Issue Execution time is the time needed by the RTSM in order to issue either a reconfiguration or execution task instruction, depending on what the scheduling decision was. Also depending on whether there has been core re-usage the RTSM checks if configuration prefetching can be performed.
HW Task completion time is the amount of time consumed by the RTSM in order to update its data structures after the completion of a hardware task and to resolve the dependencies in order to set the next task in the graph as "arrived". Similarly SW Task completion time is the amount of time spent, for the same reason, when a SW task completes its execution.

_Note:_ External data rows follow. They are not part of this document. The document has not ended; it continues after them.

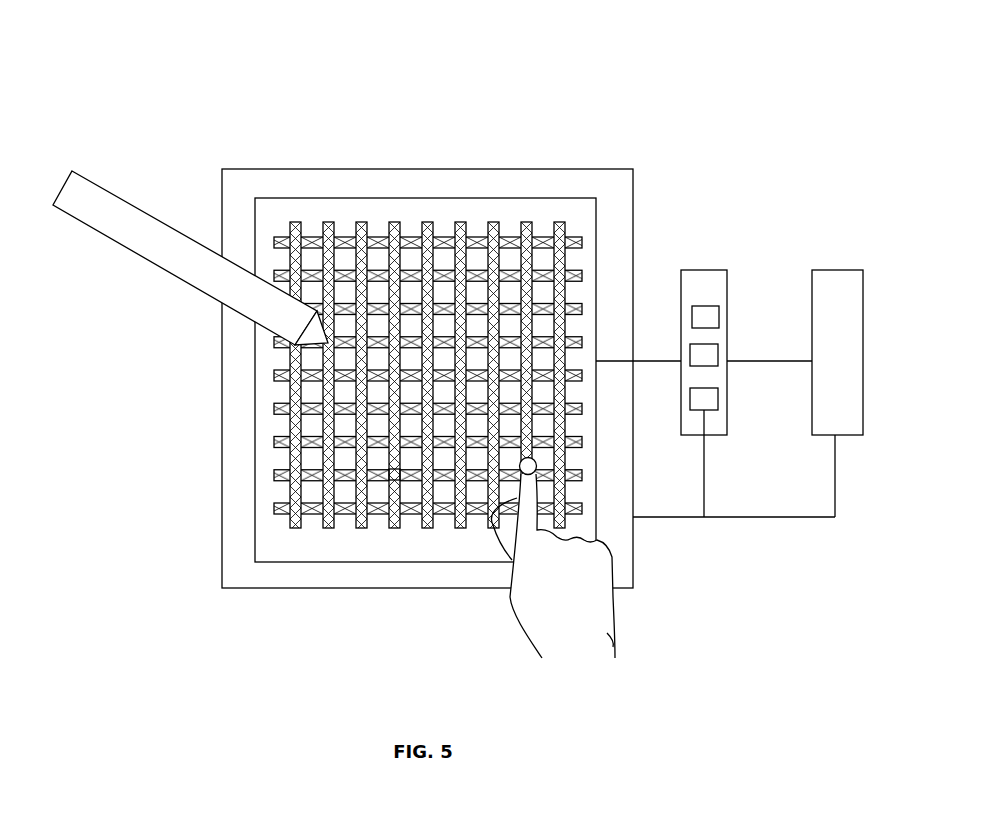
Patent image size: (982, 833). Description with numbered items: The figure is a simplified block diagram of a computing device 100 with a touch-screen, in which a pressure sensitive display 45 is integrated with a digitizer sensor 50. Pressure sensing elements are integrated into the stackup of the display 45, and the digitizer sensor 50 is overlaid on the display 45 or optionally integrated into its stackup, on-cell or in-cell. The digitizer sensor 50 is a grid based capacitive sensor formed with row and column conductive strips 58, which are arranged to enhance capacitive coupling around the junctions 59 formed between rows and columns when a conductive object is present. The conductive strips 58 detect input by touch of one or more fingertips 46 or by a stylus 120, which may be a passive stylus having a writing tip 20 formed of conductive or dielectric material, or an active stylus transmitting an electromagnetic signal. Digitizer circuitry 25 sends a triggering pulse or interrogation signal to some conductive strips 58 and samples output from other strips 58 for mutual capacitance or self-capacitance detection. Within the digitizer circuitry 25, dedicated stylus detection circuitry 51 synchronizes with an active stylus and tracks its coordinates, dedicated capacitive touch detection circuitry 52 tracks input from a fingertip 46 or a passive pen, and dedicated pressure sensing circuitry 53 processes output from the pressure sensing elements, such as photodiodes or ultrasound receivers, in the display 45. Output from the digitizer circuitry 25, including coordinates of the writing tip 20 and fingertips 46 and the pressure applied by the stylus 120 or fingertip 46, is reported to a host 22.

The computing device 100 is at (421, 71).
The pressure sensitive display 45 is at (553, 169).
The digitizer sensor 50 is at (598, 248).
The conductive strips 58 is at (495, 222).
The junctions 59 is at (392, 474).
The stylus 120 is at (190, 232).
The writing tip 20 is at (316, 330).
The fingertip 46 is at (518, 472).
The digitizer circuitry 25 is at (703, 270).
The stylus detection circuitry 51 is at (719, 318).
The capacitive touch detection circuitry 52 is at (719, 355).
The pressure sensing circuitry 53 is at (719, 399).
The host 22 is at (835, 270).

Reconfiguration task completion & HW task Execution Issue time refers to the interval in which the RTSM receives a reconfiguration termination command from the PE, issues a task execution command and checks whether it can perform configuration prefetching of a not yet "arrived" task.

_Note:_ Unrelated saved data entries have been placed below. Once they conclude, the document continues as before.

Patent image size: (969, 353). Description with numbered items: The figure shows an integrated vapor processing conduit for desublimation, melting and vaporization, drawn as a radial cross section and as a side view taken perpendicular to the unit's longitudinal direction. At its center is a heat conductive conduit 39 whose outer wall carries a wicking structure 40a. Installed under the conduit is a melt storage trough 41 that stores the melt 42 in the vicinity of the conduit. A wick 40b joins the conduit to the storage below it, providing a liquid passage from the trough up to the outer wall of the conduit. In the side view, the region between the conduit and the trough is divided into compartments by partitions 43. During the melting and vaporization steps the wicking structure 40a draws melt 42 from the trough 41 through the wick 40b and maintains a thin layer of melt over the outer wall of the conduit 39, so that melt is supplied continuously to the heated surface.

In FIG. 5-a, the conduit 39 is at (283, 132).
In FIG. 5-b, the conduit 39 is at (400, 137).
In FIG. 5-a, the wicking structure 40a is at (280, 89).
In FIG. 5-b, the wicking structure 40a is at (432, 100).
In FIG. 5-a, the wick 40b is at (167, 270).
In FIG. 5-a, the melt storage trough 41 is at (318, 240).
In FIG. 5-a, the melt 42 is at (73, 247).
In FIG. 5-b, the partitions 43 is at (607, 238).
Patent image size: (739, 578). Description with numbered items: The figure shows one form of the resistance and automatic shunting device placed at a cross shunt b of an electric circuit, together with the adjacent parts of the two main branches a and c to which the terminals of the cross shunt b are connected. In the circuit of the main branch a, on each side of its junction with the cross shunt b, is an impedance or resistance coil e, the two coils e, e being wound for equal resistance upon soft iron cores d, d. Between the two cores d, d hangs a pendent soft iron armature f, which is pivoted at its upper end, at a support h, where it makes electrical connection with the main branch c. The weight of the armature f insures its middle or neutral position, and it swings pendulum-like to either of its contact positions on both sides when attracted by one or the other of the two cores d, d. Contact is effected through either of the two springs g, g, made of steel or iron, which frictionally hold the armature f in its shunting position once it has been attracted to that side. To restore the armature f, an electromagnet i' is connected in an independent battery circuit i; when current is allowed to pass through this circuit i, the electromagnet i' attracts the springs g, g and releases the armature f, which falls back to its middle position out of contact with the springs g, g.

After implementing and porting our RTSM with the target Edge Detection application we measured the overall application execution time at 129.62 milliseconds. The scheduling overhead was measured to be 0.112 milliseconds. The theoretical reconfiguration overhead, knowing that the PCAP has a throughput of 400MB/sec, is 0.6 milliseconds, which is taken into consideration once, since all the other times configuration prefetching is performed, during other task HW execution. However due to the fact that we employ a SW processor for performing reconfiguration we know that the throughput is considerably lower, <50MB/sec. Even when calculating the reconfiguration time with the considerably lower throughput the outcome is 5 milliseconds, which is small as compared to the total execution time of application, thus it adds a negligible overhead to it.

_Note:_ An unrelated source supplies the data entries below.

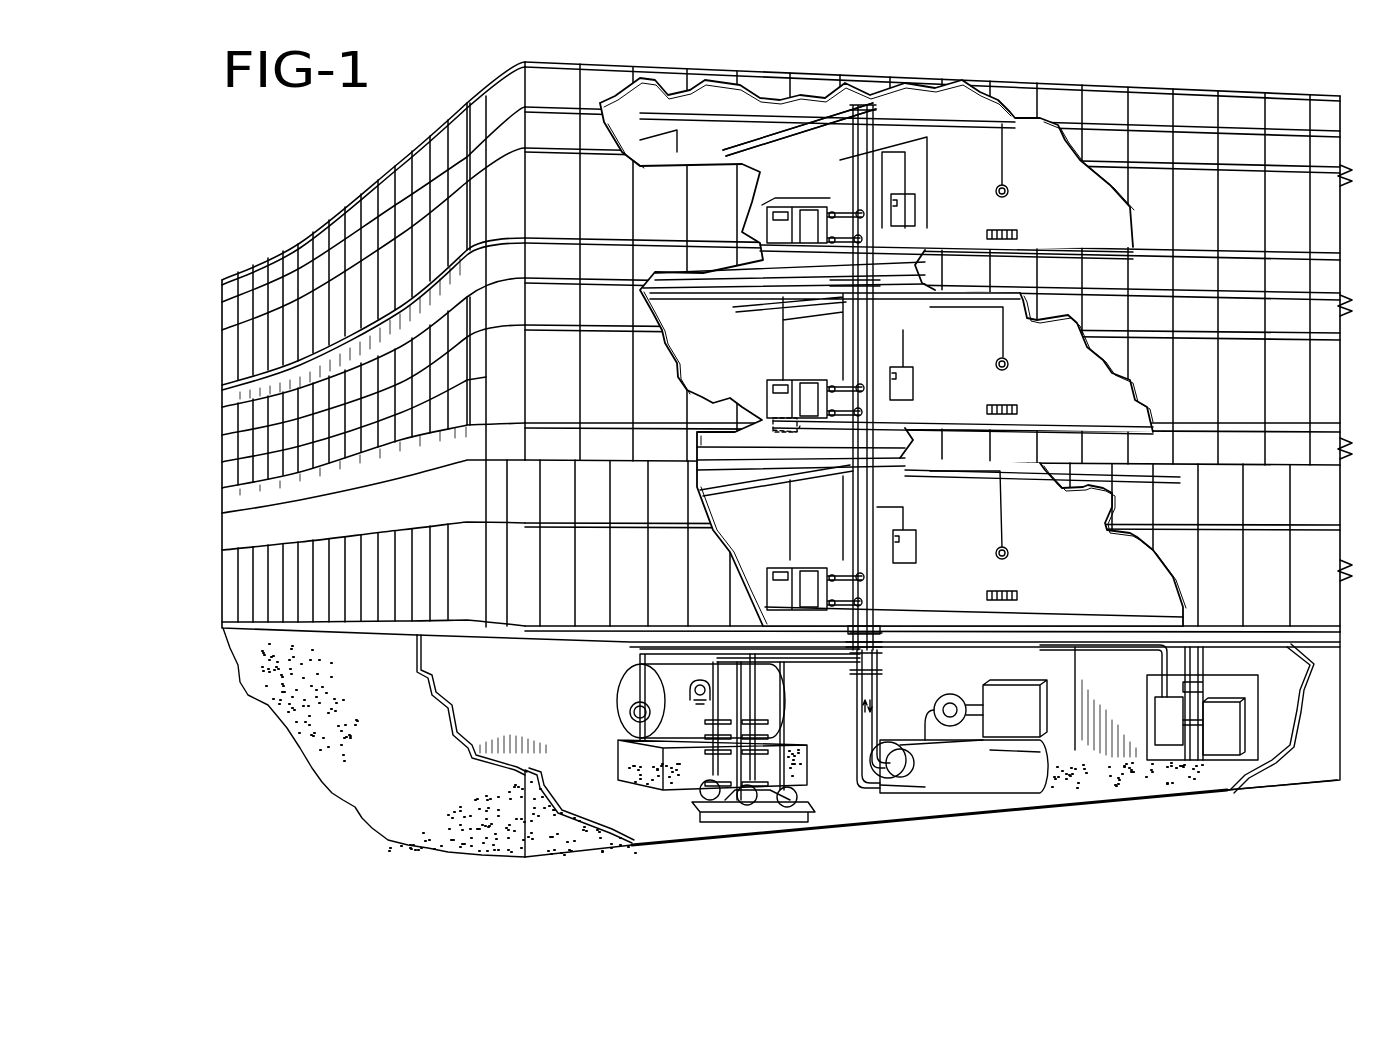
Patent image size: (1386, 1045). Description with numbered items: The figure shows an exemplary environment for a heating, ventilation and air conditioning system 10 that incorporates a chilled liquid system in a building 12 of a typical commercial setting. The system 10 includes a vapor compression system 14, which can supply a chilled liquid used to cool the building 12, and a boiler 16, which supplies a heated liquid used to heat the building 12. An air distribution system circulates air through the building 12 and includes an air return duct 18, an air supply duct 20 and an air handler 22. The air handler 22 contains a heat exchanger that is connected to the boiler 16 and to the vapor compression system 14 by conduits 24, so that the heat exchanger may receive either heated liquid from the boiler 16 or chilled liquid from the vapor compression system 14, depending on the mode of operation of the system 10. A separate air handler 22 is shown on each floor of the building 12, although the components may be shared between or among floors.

The heating, ventilation and air conditioning system 10 is at (1090, 818).
The building 12 is at (1200, 93).
The vapor compression system 14 is at (992, 768).
The boiler 16 is at (622, 692).
The air return duct 18 is at (773, 430).
The air supply duct 20 is at (853, 118).
The air handler 22 is at (812, 388).
The conduits 24 is at (858, 624).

We compare our work with the results presented in [11] ; with the same Edge Detection application the researchers present a throughput of 18 fps for a 640x480 image, the application was implemented on a Xilinx Virtex5-lx110t. The target image we used was 1920x1080 pixels and the throughput was measured at 7 fps. However by reducing the two results in pixels per seconds we measure a 2.6X speed-up, though we stress that the target platforms are very different, a factor that may well explain the speed difference.
To summarize the RTSM core code did not require any changes and customizations in order to be executed on the ARM processor. We only needed to cross-compile the sourcecode with the standard ARM C compiler. However we needed to add and implement architecture specific drivers and communication protocols between the RTSM and the various processing elements residing either on the PL or the PS. The target application is a rather simple one and thus features of our RTSM that are utilized by more complex applications, e.g. Relocation Alternative, Reservation Alternative, are not shown.
V. CONCLUSION AND FUTURE WORK
We presented a run-time system combining different mechanisms to control HW and SW tasks in systems with partially reconfigurable FPGAs. In the future we will perform experiments using more complex task graphs (with branches and loops), and applications with task deadlines. Moreover, we will create experiments to demonstrate the reuse policy and the use of Joint Hardware Modules. Also, we are planning to design complex real use-cases that will demonstrate all the features of RTSM and asses them on an FPGA platform. One issue is that there is no standard interface across applications. The designer has to intervene manually to adjust the RTSM to the application needs by respecting some rules. The changes are not major ones and the designer should concentrate on a certain part of the RTSM code only. Next, we will be looking into ways for standardizing this interface.
ACKNOWLEDGEMENT
This work was supported by the European Commission in the context of FP7 FASTER project (#287804).